Given the frigid temperatures we’ve been experiencing, we suspect there are more than a few residents of the area who are longingly thinking of joining family or friends someplace warm. After all, this is the time of year that the snowbirds head down to warmer locales.

Taking such a vacation is a luxury, one that we’re glad people can afford .

But there are plenty of Franklin County residents who can only dream of such an escape from the cold. Indeed, they’re facing terrible dilemmas when it comes to staying warm — to pay for fuel to heat the home, or pay for food, the fuel that runs and heats the body.

The 2013 Massachusetts Economic Independent Index says that a family of four in Franklin County, defined as two parents one preschooler and one school-age child, needs an annual income of $59,172 to meet their most basic needs, including housing, food, utilities and health care. No one should be surprised in these economic times that there are families who don’t come close to making that amount.
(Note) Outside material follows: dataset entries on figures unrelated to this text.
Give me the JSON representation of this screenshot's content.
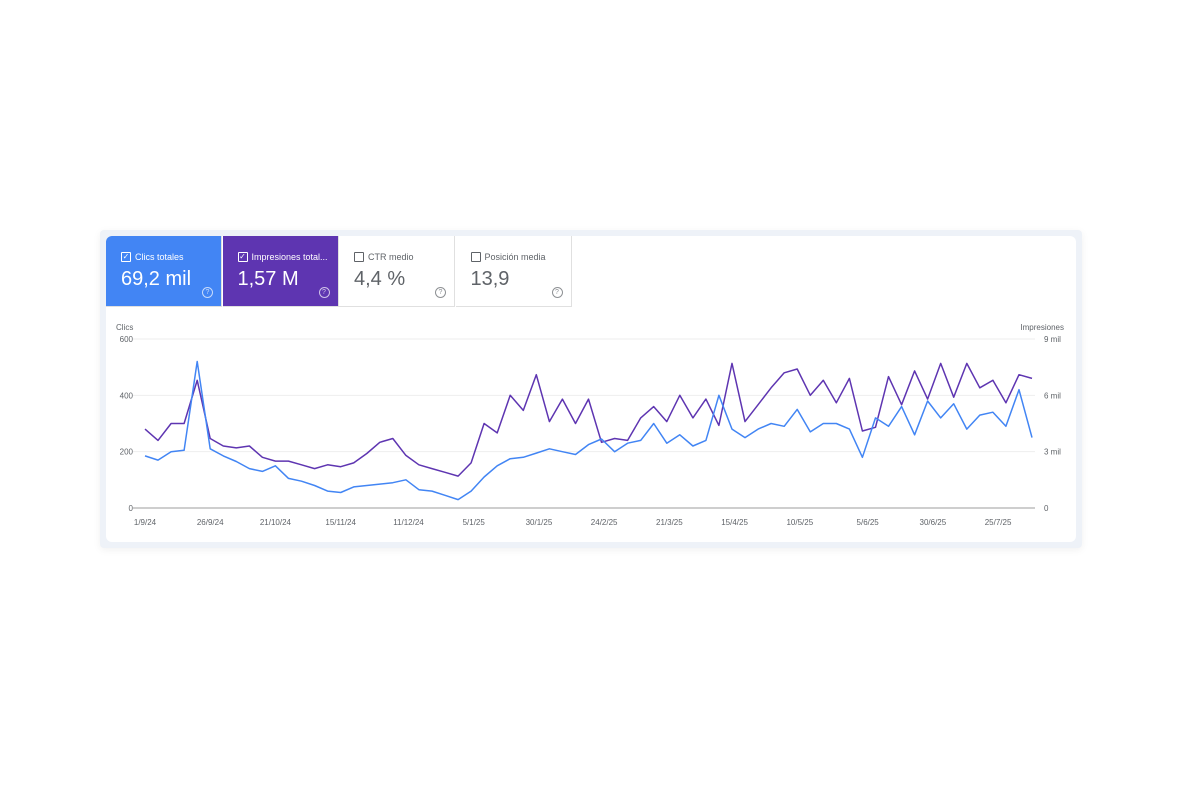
{
  "metrics": [
    {
      "label": "Clics totales",
      "value": "69,2 mil",
      "checked": true,
      "color": "#4285f4"
    },
    {
      "label": "Impresiones total...",
      "value": "1,57 M",
      "checked": true,
      "color": "#5e35b1"
    },
    {
      "label": "CTR medio",
      "value": "4,4 %",
      "checked": false
    },
    {
      "label": "Posición media",
      "value": "13,9",
      "checked": false
    }
  ],
  "chart_data": {
    "type": "line",
    "ylabel_left": "Clics",
    "ylabel_right": "Impresiones",
    "ylim_left": [
      0,
      600
    ],
    "ylim_right": [
      0,
      9000
    ],
    "yticks_left": [
      "0",
      "200",
      "400",
      "600"
    ],
    "yticks_right": [
      "0",
      "3 mil",
      "6 mil",
      "9 mil"
    ],
    "xticks": [
      "1/9/24",
      "26/9/24",
      "21/10/24",
      "15/11/24",
      "11/12/24",
      "5/1/25",
      "30/1/25",
      "24/2/25",
      "21/3/25",
      "15/4/25",
      "10/5/25",
      "5/6/25",
      "30/6/25",
      "25/7/25"
    ],
    "xtick_dates": [
      "2024-09-01",
      "2024-09-26",
      "2024-10-21",
      "2024-11-15",
      "2024-12-11",
      "2025-01-05",
      "2025-01-30",
      "2025-02-24",
      "2025-03-21",
      "2025-04-15",
      "2025-05-10",
      "2025-06-05",
      "2025-06-30",
      "2025-07-25"
    ],
    "xlim": [
      "2024-09-01",
      "2025-08-07"
    ],
    "grid": true,
    "x": [
      "2024-09-01",
      "2024-09-06",
      "2024-09-11",
      "2024-09-16",
      "2024-09-21",
      "2024-09-26",
      "2024-10-01",
      "2024-10-06",
      "2024-10-11",
      "2024-10-16",
      "2024-10-21",
      "2024-10-26",
      "2024-10-31",
      "2024-11-05",
      "2024-11-10",
      "2024-11-15",
      "2024-11-20",
      "2024-11-25",
      "2024-11-30",
      "2024-12-05",
      "2024-12-10",
      "2024-12-15",
      "2024-12-20",
      "2024-12-25",
      "2024-12-30",
      "2025-01-04",
      "2025-01-09",
      "2025-01-14",
      "2025-01-19",
      "2025-01-24",
      "2025-01-29",
      "2025-02-03",
      "2025-02-08",
      "2025-02-13",
      "2025-02-18",
      "2025-02-23",
      "2025-02-28",
      "2025-03-05",
      "2025-03-10",
      "2025-03-15",
      "2025-03-20",
      "2025-03-25",
      "2025-03-30",
      "2025-04-04",
      "2025-04-09",
      "2025-04-14",
      "2025-04-19",
      "2025-04-24",
      "2025-04-29",
      "2025-05-04",
      "2025-05-09",
      "2025-05-14",
      "2025-05-19",
      "2025-05-24",
      "2025-05-29",
      "2025-06-03",
      "2025-06-08",
      "2025-06-13",
      "2025-06-18",
      "2025-06-23",
      "2025-06-28",
      "2025-07-03",
      "2025-07-08",
      "2025-07-13",
      "2025-07-18",
      "2025-07-23",
      "2025-07-28",
      "2025-08-02",
      "2025-08-07"
    ],
    "series": [
      {
        "name": "Clics",
        "axis": "left",
        "color": "#4285f4",
        "values": [
          185,
          170,
          200,
          205,
          520,
          210,
          185,
          165,
          140,
          130,
          150,
          105,
          95,
          80,
          60,
          55,
          75,
          80,
          85,
          90,
          100,
          65,
          60,
          45,
          30,
          60,
          110,
          150,
          175,
          180,
          195,
          210,
          200,
          190,
          225,
          245,
          200,
          230,
          240,
          300,
          230,
          260,
          220,
          240,
          400,
          280,
          250,
          280,
          300,
          290,
          350,
          270,
          300,
          300,
          280,
          180,
          320,
          290,
          360,
          260,
          380,
          320,
          370,
          280,
          330,
          340,
          290,
          420,
          250
        ]
      },
      {
        "name": "Impresiones",
        "axis": "right",
        "color": "#5e35b1",
        "values": [
          4200,
          3600,
          4500,
          4500,
          6800,
          3700,
          3300,
          3200,
          3300,
          2700,
          2500,
          2500,
          2300,
          2100,
          2300,
          2200,
          2400,
          2900,
          3500,
          3700,
          2800,
          2300,
          2100,
          1900,
          1700,
          2400,
          4500,
          4000,
          6000,
          5200,
          7100,
          4600,
          5800,
          4500,
          5800,
          3500,
          3700,
          3600,
          4800,
          5400,
          4600,
          6000,
          4800,
          5800,
          4400,
          7700,
          4600,
          5500,
          6400,
          7200,
          7400,
          6000,
          6800,
          5600,
          6900,
          4100,
          4300,
          7000,
          5500,
          7300,
          5800,
          7700,
          5900,
          7700,
          6400,
          6800,
          5600,
          7100,
          6900
        ]
      }
    ]
  }
}
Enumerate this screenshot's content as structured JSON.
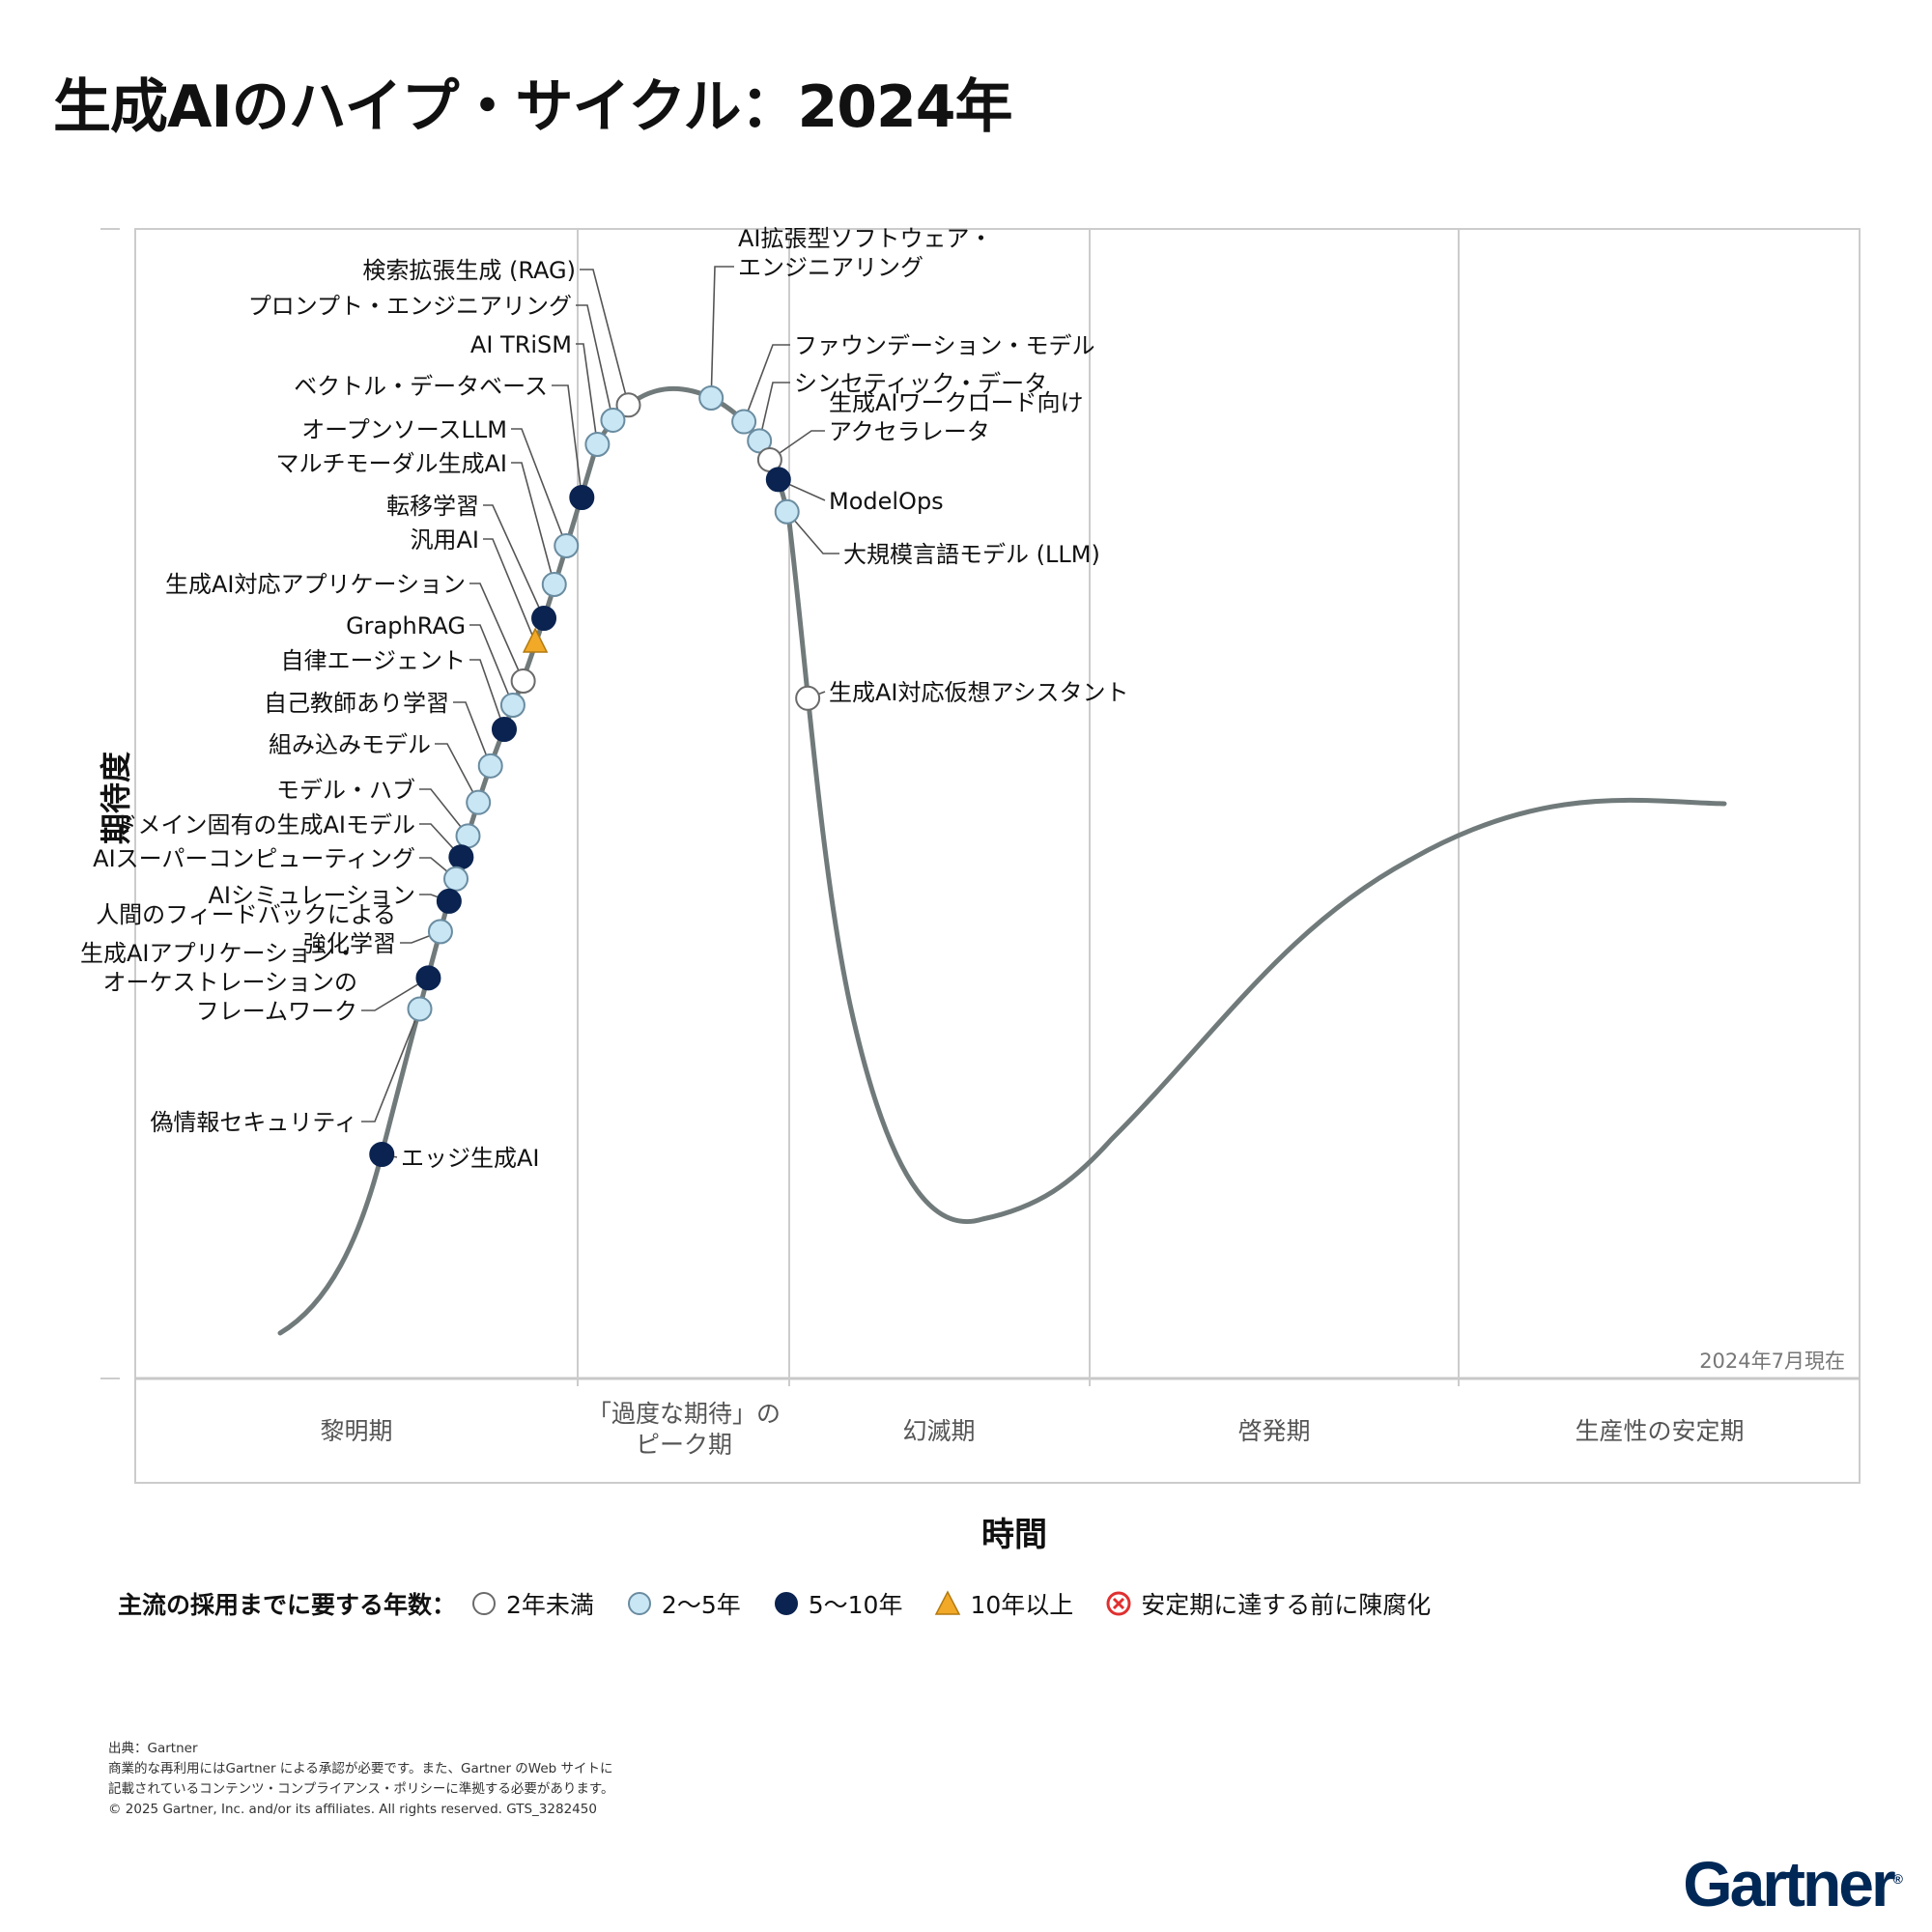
{
  "title": "生成AIのハイプ・サイクル：2024年",
  "chart_data": {
    "type": "line",
    "title": "生成AIのハイプ・サイクル：2024年",
    "ylabel": "期待度",
    "xlabel": "時間",
    "as_of": "2024年7月現在",
    "phases": [
      "黎明期",
      "「過度な期待」の\nピーク期",
      "幻滅期",
      "啓発期",
      "生産性の安定期"
    ],
    "points": [
      {
        "label": "検索拡張生成 (RAG)",
        "status": "lt2",
        "curve_x": 0.286,
        "phase": "「過度な期待」のピーク期"
      },
      {
        "label": "プロンプト・エンジニアリング",
        "status": "2to5",
        "curve_x": 0.277,
        "phase": "「過度な期待」のピーク期"
      },
      {
        "label": "AI TRiSM",
        "status": "2to5",
        "curve_x": 0.268,
        "phase": "「過度な期待」のピーク期"
      },
      {
        "label": "ベクトル・データベース",
        "status": "5to10",
        "curve_x": 0.259,
        "phase": "「過度な期待」のピーク期"
      },
      {
        "label": "オープンソースLLM",
        "status": "2to5",
        "curve_x": 0.25,
        "phase": "黎明期"
      },
      {
        "label": "マルチモーダル生成AI",
        "status": "2to5",
        "curve_x": 0.243,
        "phase": "黎明期"
      },
      {
        "label": "転移学習",
        "status": "5to10",
        "curve_x": 0.237,
        "phase": "黎明期"
      },
      {
        "label": "汎用AI",
        "status": "gt10",
        "curve_x": 0.232,
        "phase": "黎明期"
      },
      {
        "label": "生成AI対応アプリケーション",
        "status": "lt2",
        "curve_x": 0.225,
        "phase": "黎明期"
      },
      {
        "label": "GraphRAG",
        "status": "2to5",
        "curve_x": 0.219,
        "phase": "黎明期"
      },
      {
        "label": "自律エージェント",
        "status": "5to10",
        "curve_x": 0.214,
        "phase": "黎明期"
      },
      {
        "label": "自己教師あり学習",
        "status": "2to5",
        "curve_x": 0.206,
        "phase": "黎明期"
      },
      {
        "label": "組み込みモデル",
        "status": "2to5",
        "curve_x": 0.199,
        "phase": "黎明期"
      },
      {
        "label": "モデル・ハブ",
        "status": "2to5",
        "curve_x": 0.193,
        "phase": "黎明期"
      },
      {
        "label": "ドメイン固有の生成AIモデル",
        "status": "5to10",
        "curve_x": 0.189,
        "phase": "黎明期"
      },
      {
        "label": "AIスーパーコンピューティング",
        "status": "2to5",
        "curve_x": 0.186,
        "phase": "黎明期"
      },
      {
        "label": "AIシミュレーション",
        "status": "5to10",
        "curve_x": 0.182,
        "phase": "黎明期"
      },
      {
        "label": "人間のフィードバックによる\n強化学習",
        "status": "2to5",
        "curve_x": 0.177,
        "phase": "黎明期"
      },
      {
        "label": "生成AIアプリケーション・\nオーケストレーションの\nフレームワーク",
        "status": "5to10",
        "curve_x": 0.17,
        "phase": "黎明期"
      },
      {
        "label": "偽情報セキュリティ",
        "status": "2to5",
        "curve_x": 0.165,
        "phase": "黎明期"
      },
      {
        "label": "エッジ生成AI",
        "status": "5to10",
        "curve_x": 0.143,
        "phase": "黎明期"
      },
      {
        "label": "AI拡張型ソフトウェア・\nエンジニアリング",
        "status": "2to5",
        "curve_x": 0.334,
        "phase": "「過度な期待」のピーク期"
      },
      {
        "label": "ファウンデーション・モデル",
        "status": "2to5",
        "curve_x": 0.353,
        "phase": "「過度な期待」のピーク期"
      },
      {
        "label": "シンセティック・データ",
        "status": "2to5",
        "curve_x": 0.362,
        "phase": "「過度な期待」のピーク期"
      },
      {
        "label": "生成AIワークロード向け\nアクセラレータ",
        "status": "lt2",
        "curve_x": 0.368,
        "phase": "「過度な期待」のピーク期"
      },
      {
        "label": "ModelOps",
        "status": "5to10",
        "curve_x": 0.373,
        "phase": "「過度な期待」のピーク期"
      },
      {
        "label": "大規模言語モデル (LLM)",
        "status": "2to5",
        "curve_x": 0.378,
        "phase": "「過度な期待」のピーク期"
      },
      {
        "label": "生成AI対応仮想アシスタント",
        "status": "lt2",
        "curve_x": 0.39,
        "phase": "幻滅期"
      }
    ]
  },
  "legend": {
    "title": "主流の採用までに要する年数：",
    "items": [
      {
        "key": "lt2",
        "label": "2年未満",
        "fill": "#ffffff",
        "stroke": "#6a6a6a",
        "shape": "circle"
      },
      {
        "key": "2to5",
        "label": "2～5年",
        "fill": "#c9e6f5",
        "stroke": "#6a8ca0",
        "shape": "circle"
      },
      {
        "key": "5to10",
        "label": "5～10年",
        "fill": "#0a2350",
        "stroke": "#0a2350",
        "shape": "circle"
      },
      {
        "key": "gt10",
        "label": "10年以上",
        "fill": "#f2a928",
        "stroke": "#b27a10",
        "shape": "triangle"
      },
      {
        "key": "obsolete",
        "label": "安定期に達する前に陳腐化",
        "fill": "#ffffff",
        "stroke": "#e03030",
        "shape": "x-circle"
      }
    ]
  },
  "footer": {
    "lines": [
      "出典：Gartner",
      "商業的な再利用にはGartner による承認が必要です。また、Gartner のWeb サイトに",
      "記載されているコンテンツ・コンプライアンス・ポリシーに準拠する必要があります。",
      "© 2025 Gartner, Inc. and/or its affiliates. All rights reserved. GTS_3282450"
    ]
  },
  "logo": {
    "text": "Gartner",
    "mark": "®"
  },
  "colors": {
    "curve": "#717a7a",
    "axis": "#cccccc",
    "phase_text": "#555555",
    "leader": "#555555"
  }
}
Here’s another way to look at it: According to the Food Bank of Western Mass., some 135,000 people in the four counties that make up our region of the state face hunger. That’s one in every eight residents. Break it down to Franklin County and the numbers paint a picture of about a 10th of the county’s population experiencing “food insecurity,” which means that these people often don’t know where their next meal is coming from.

That’s why it remains critical that the Food Bank of Western Mass., and others fighting hunger continue to receive support from the community. While it may be on one’s radar to make such a donation during the holiday season, hunger is a year-round struggle for too many in our region.

Meanwhile, it is just as important that residents urge Congress to increase the amount of money budgeted for LIHEAP, the federal program that provides assistance with energy bills. That money has been reduced by 30 percent in recent years. As a number of members of Congress, including Rep. Jim McGovern, wrote in a letter to the president, “... the number of households eligible for assistance continues to exceed available funding.”

And, if they can, people should consider donating money to Community Action of Franklin, Hampshire and North Quabbin Regions, since fuel assistance is the organization’s largest program.

Working together, perhaps we can help to reduce the numbers of those who have to make that awful choice.